Solange es mit Windows 7 so einwandfrei wie bisher läuft und es die monatlichen Sicherheitsupdates gibt, werde ich sicher nicht wechseln. So hatte ich es auch mit XP gehandhabt und bin immer damit gut gefahren.

Bekannte von mir die immer alles "Neue" haben müssen, haben auch immer wieder teils massive Probleme.


----------



## Max100 (30 Juli 2015)

Ich werde das auch so handhaben!


----------



## krawutz (30 Juli 2015)

Chamser81 schrieb:


> Solange es mit Windows 7 so einwandfrei wie bisher läuft und es die monatlichen Sicherheitsupdates gibt, werde ich sicher nicht wechseln.

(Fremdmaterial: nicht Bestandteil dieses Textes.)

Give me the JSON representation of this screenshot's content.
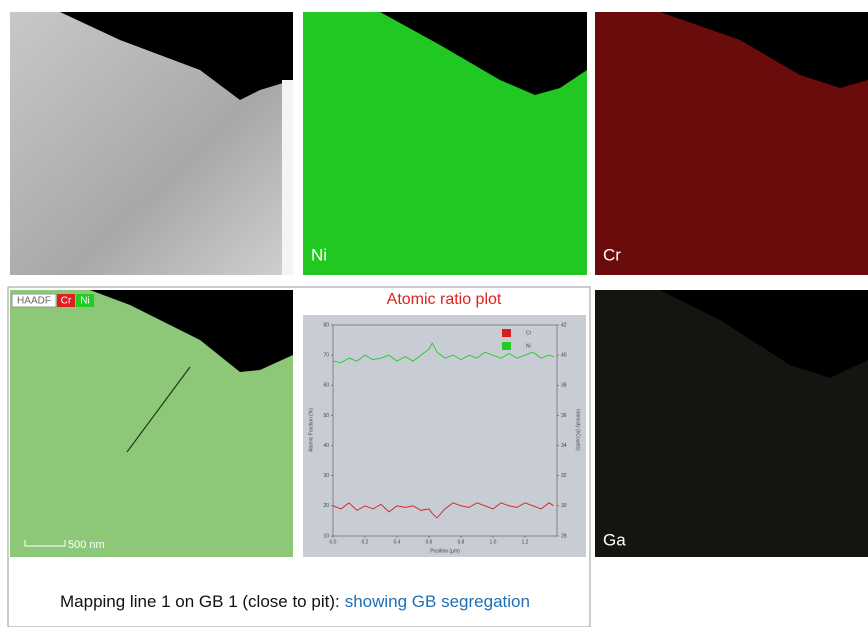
{
  "panels": {
    "ni_label": "Ni",
    "cr_label": "Cr",
    "ga_label": "Ga",
    "overlay_tags": [
      "HAADF",
      "Cr",
      "Ni"
    ],
    "scale_bar": "500 nm"
  },
  "chart_data": {
    "type": "line",
    "title": "Atomic ratio plot",
    "xlabel": "Position (µm)",
    "ylabel": "Atomic Fraction (%)",
    "y2label": "Intensity (kCounts)",
    "x": [
      0,
      0.05,
      0.1,
      0.15,
      0.2,
      0.25,
      0.3,
      0.35,
      0.4,
      0.45,
      0.5,
      0.55,
      0.6,
      0.62,
      0.65,
      0.7,
      0.75,
      0.8,
      0.85,
      0.9,
      0.95,
      1.0,
      1.05,
      1.1,
      1.15,
      1.2,
      1.25,
      1.3,
      1.35,
      1.38
    ],
    "series": [
      {
        "name": "Cr",
        "color": "#d42020",
        "values": [
          20,
          19,
          21,
          18.5,
          20,
          19,
          20.5,
          18,
          20,
          19.5,
          20,
          18.5,
          19,
          17.5,
          16,
          19,
          21,
          20,
          19.5,
          21,
          20,
          19,
          21,
          20,
          19.5,
          21,
          20,
          19,
          21,
          20
        ]
      },
      {
        "name": "Ni",
        "color": "#22cc22",
        "values": [
          68,
          67.5,
          69,
          68,
          70,
          68.5,
          69,
          70,
          68,
          69.5,
          68,
          70,
          72,
          74,
          71,
          69,
          70,
          68.5,
          70,
          69,
          71,
          70,
          69,
          70.5,
          69,
          70,
          71,
          69,
          70,
          69.5
        ]
      }
    ],
    "xlim": [
      0,
      1.4
    ],
    "xticks": [
      {
        "value": 0,
        "label": "0.0"
      },
      0.2,
      0.4,
      0.6,
      0.8,
      {
        "value": 1,
        "label": "1.0"
      },
      1.2
    ],
    "ylim": [
      10,
      80
    ],
    "yticks": [
      10,
      20,
      30,
      40,
      50,
      60,
      70,
      80
    ],
    "y2lim": [
      28,
      42
    ],
    "y2ticks": [
      28,
      30,
      32,
      34,
      36,
      38,
      40,
      42
    ],
    "legend": "upper-right"
  },
  "caption": {
    "main": "Mapping line 1 on GB 1 (close to pit):",
    "highlight": "showing GB segregation"
  }
}
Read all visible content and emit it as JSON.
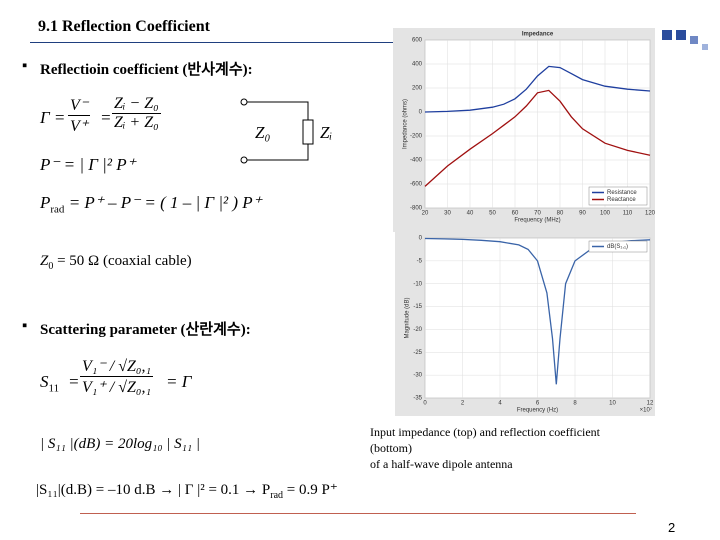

Genau das ist der Punkt. Etwas Neues nutzen, nur weil es neu ist ? Von den Verbesserungen bzw. Weiterentwicklungen (im Vergleich zu Win 7) würde ich kaum etwas benötigen. Die Nachteile sind allerdings bedeutend (fehlende oder noch nicht funktionierende Features z.B.).
Auch die Zwangsupdates sind ein Unding. Wenn man sich erinnert, wie viele Pannen es mit MS-Updates allein in den letzten Monaten gab ...
Die Frage, ob oder ob nicht, ist höchst individuell. Ich werde nicht umsteigen, andere werden es kaum erwarten können. Auch in Ordnung.


----------



## chris85 (16 Aug. 2015)

Hab jetzt auch Windows 10 drauf ( 1 Woche) bisher läuft alles problemlos. Bin froh das man damit nicht mehr an das Windows 8 Bedienkonzept gebunden ist.


----------



## wombat2006 (31 Aug. 2015)

was spricht eigentlich gegen UBUNTU anstatt Windows 10 .
Würde gerne mal ein paar Meinungen hören


----------



## Finnsen (5 Sep. 2015)

habe vor 2 wochen gewechselt von 8.1 auf 10, bisher alles ohne probleme!


----------



## mafe (5 Sep. 2015)

Mit hat es tatsächlich in den Fingern gejuckt, hatte aber dauernd black und blue screens (die blauen sehen ja lustig aus, mit smiley und qualitativ so schlecht, dass man es kaum glaubt). Nachdem mir mitten in der Arbeit der Computer eingefroren ist (habe nur ne E-Mail geschrieben! - Die ich dann nochmal schreiben durfte...), bin ich zurück auf 7. Bin das blöde Update Icon losgeworden und habe Windows Update so eingestellt, dass mich das 10er nicht mehr weiter nervt. Mein PC läuft super, und ich werde auch nicht in einer Art und Weise von Mircrosoft ausgesäht, die verboten gehört... Von den ganzen unnötigen Apps, die schon auf dem PC meiner Tochter (8.1) zur Virenverseuchung geführt haben, ganz zu schweigen.


----------



## andy0815 (23 Nov. 2015)

Bisher kann ich nichts Negatives sagen über Windows 10. Selbst die Inside Betas im Fast-Ring sind sehr stabil. Finde es eine gute Mischung aus 7 und 8.1. Nur eines geht mir nach dem Strich etwas, diese massive Cloud Anbindung, das ist für ein Businisssystem einfach nur be******.


----------



## helix45 (28 Nov. 2015)

Bin von Windows 8 auf 10 gewechselt, soweit alles tipp topp. Ist für PCs ohne Touch-Fähigkeiten besser zu gebrauchen als das Gekachel vom 8, was auf einem Non-Touch-PC ;-) einfach bescheuert ist. Jedoch möchte ich am liebsten wieder zurück zu Windows 7, bisher immer noch das beste Windows.


----------



## Maus68 (21 Jan. 2016)

Also so lange es für Win 7 weiter Updates gibt werde ich bestimmt nicht wechseln.
Win 7 läuft stabil und ist nach XP das beste Windows was raus gekommen ist also warum wechseln ? Es gibt keinen Grund.


----------



## gzbktvzt (21 Dez. 2017)

seit DOS 6.x kam da nichts mehr von M$


----------



## TheHitcher (19 Okt. 2022)

Hat schon jemand umgestellt ?


----------



## EmilS (20 Okt. 2022)

TheHitcher schrieb:


> Hat schon jemand umgestellt ?


Ich nicht!


----------